Rimangono gli altri, nel corso della vita alcuni passano, alcuni se ne aggiungono. Ci si riconosce, con un amico. Ci si incontra in facoltà, da qualche parte, in qualche corso, e si capisce all'istante che si hanno gli stessi sogni, gli stessi ideali, gli stessi difetti e intolleranze.
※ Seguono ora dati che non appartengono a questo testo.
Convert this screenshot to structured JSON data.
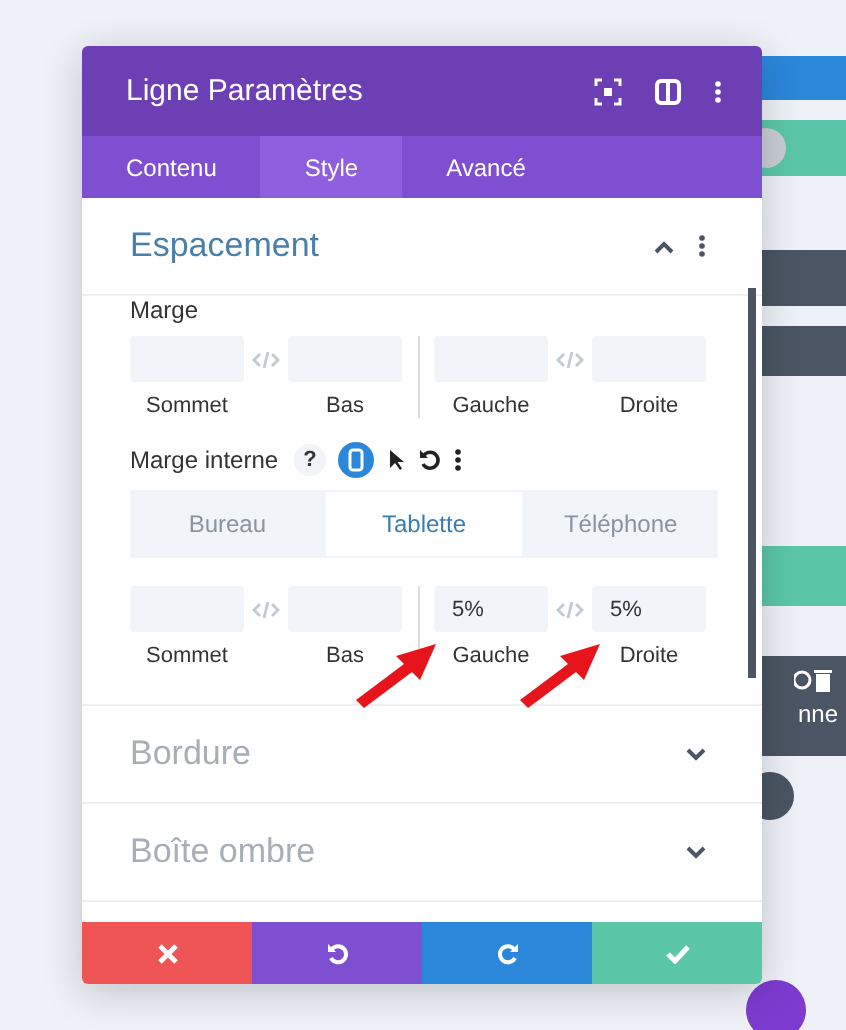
{
  "window": {
    "title": "Ligne Paramètres"
  },
  "tabs": [
    {
      "label": "Contenu",
      "selected": false
    },
    {
      "label": "Style",
      "selected": true
    },
    {
      "label": "Avancé",
      "selected": false
    }
  ],
  "sections": [
    {
      "title": "Espacement",
      "expanded": true,
      "margin": {
        "label": "Marge",
        "fields": [
          {
            "label": "Sommet"
          },
          {
            "label": "Bas"
          },
          {
            "label": "Gauche"
          },
          {
            "label": "Droite"
          }
        ]
      },
      "padding": {
        "label": "Marge interne",
        "help": "?",
        "devices": [
          {
            "label": "Bureau",
            "selected": false
          },
          {
            "label": "Tablette",
            "selected": true
          },
          {
            "label": "Téléphone",
            "selected": false
          }
        ],
        "fields": [
          {
            "label": "Sommet"
          },
          {
            "label": "Bas"
          },
          {
            "label": "Gauche",
            "value": "5%"
          },
          {
            "label": "Droite",
            "value": "5%"
          }
        ]
      }
    },
    {
      "title": "Bordure",
      "expanded": false
    },
    {
      "title": "Boîte ombre",
      "expanded": false
    }
  ],
  "background": {
    "module_label": "nne"
  }
}
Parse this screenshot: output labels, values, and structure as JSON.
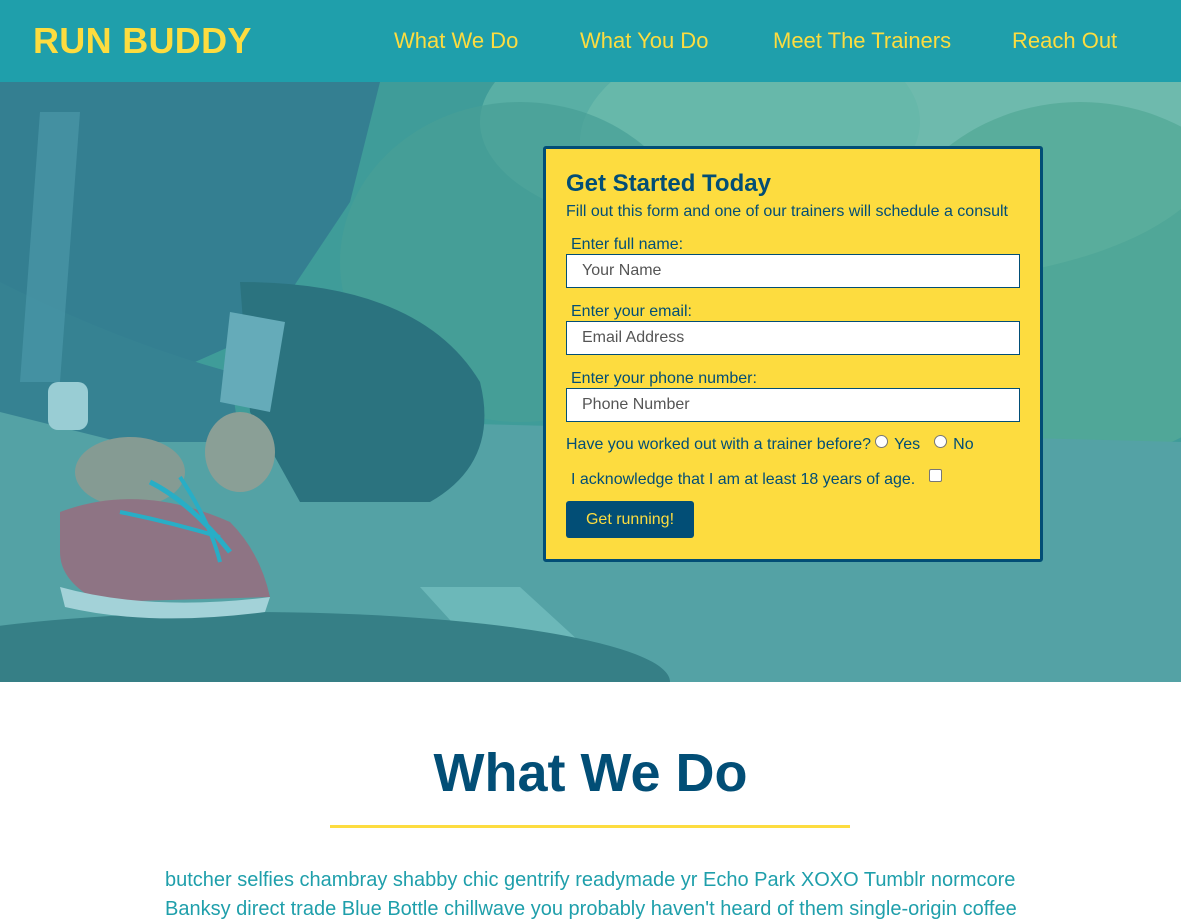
{
  "brand": {
    "logo": "RUN BUDDY",
    "colors": {
      "teal": "#1f9fab",
      "yellow": "#fddc3f",
      "navy": "#024e76"
    }
  },
  "nav": {
    "items": [
      "What We Do",
      "What You Do",
      "Meet The Trainers",
      "Reach Out"
    ]
  },
  "form": {
    "title": "Get Started Today",
    "subtitle": "Fill out this form and one of our trainers will schedule a consult",
    "name_label": "Enter full name:",
    "name_placeholder": "Your Name",
    "email_label": "Enter your email:",
    "email_placeholder": "Email Address",
    "phone_label": "Enter your phone number:",
    "phone_placeholder": "Phone Number",
    "trainer_question": "Have you worked out with a trainer before?",
    "option_yes": "Yes",
    "option_no": "No",
    "age_ack": "I acknowledge that I am at least 18 years of age.",
    "submit": "Get running!"
  },
  "what_we_do": {
    "title": "What We Do",
    "body": "butcher selfies chambray shabby chic gentrify readymade yr Echo Park XOXO Tumblr normcore Banksy direct trade Blue Bottle chillwave you probably haven't heard of them single-origin coffee"
  }
}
Un amico ti insegna fin da piccola a rapportarti correttamente all'altro da te, all'elemento maschile. Ti insegna a fare a meno dei giri di parole, a mirare all'essenziale, anche nel vestire. Perché poi l'amico, quando cresci, ti racconta anche cosa cerca nelle ragazze, acciocché tu impari a tua volta. L'amico non sarà mai geloso del tuo ragazzo (qualche volta capita che gli piaccia, e di questo ne abbiamo sempre riso insieme. Quella pacca sul sedere di Ivan non la scorderò mai! Come il "ma che bella creatura" nei confronti di uno stupefatto Andrea che tuttora me lo rinfaccia ridendo). Anzi, a volta gli amici ti fanno conoscere il tuo ragazzo (nel mio caso, il mio compagno è il fratello di un mio amico...). Gli amici, per fortuna, ci sono. E mi hanno sempre insegnato molto, anche se loro non lo sanno. Quello che rende speciali i miei amici è anche come si rapportano alle loro donne, come vivono la reciprocità col genere femminile. Se hanno da fare un passo indietro, non si sentono sminuiti per questo. Lo fanno, perché condividono con le loro donne, con le loro amiche, sogni, speranze, ideali, intolleranze e battaglie.

Ai miei amici, presenti, passati, futuri. Ad Andrea, Aminta, Dona, Rosario, Andrea, Orazio, Marco. Persone speciali, i miei amichetti.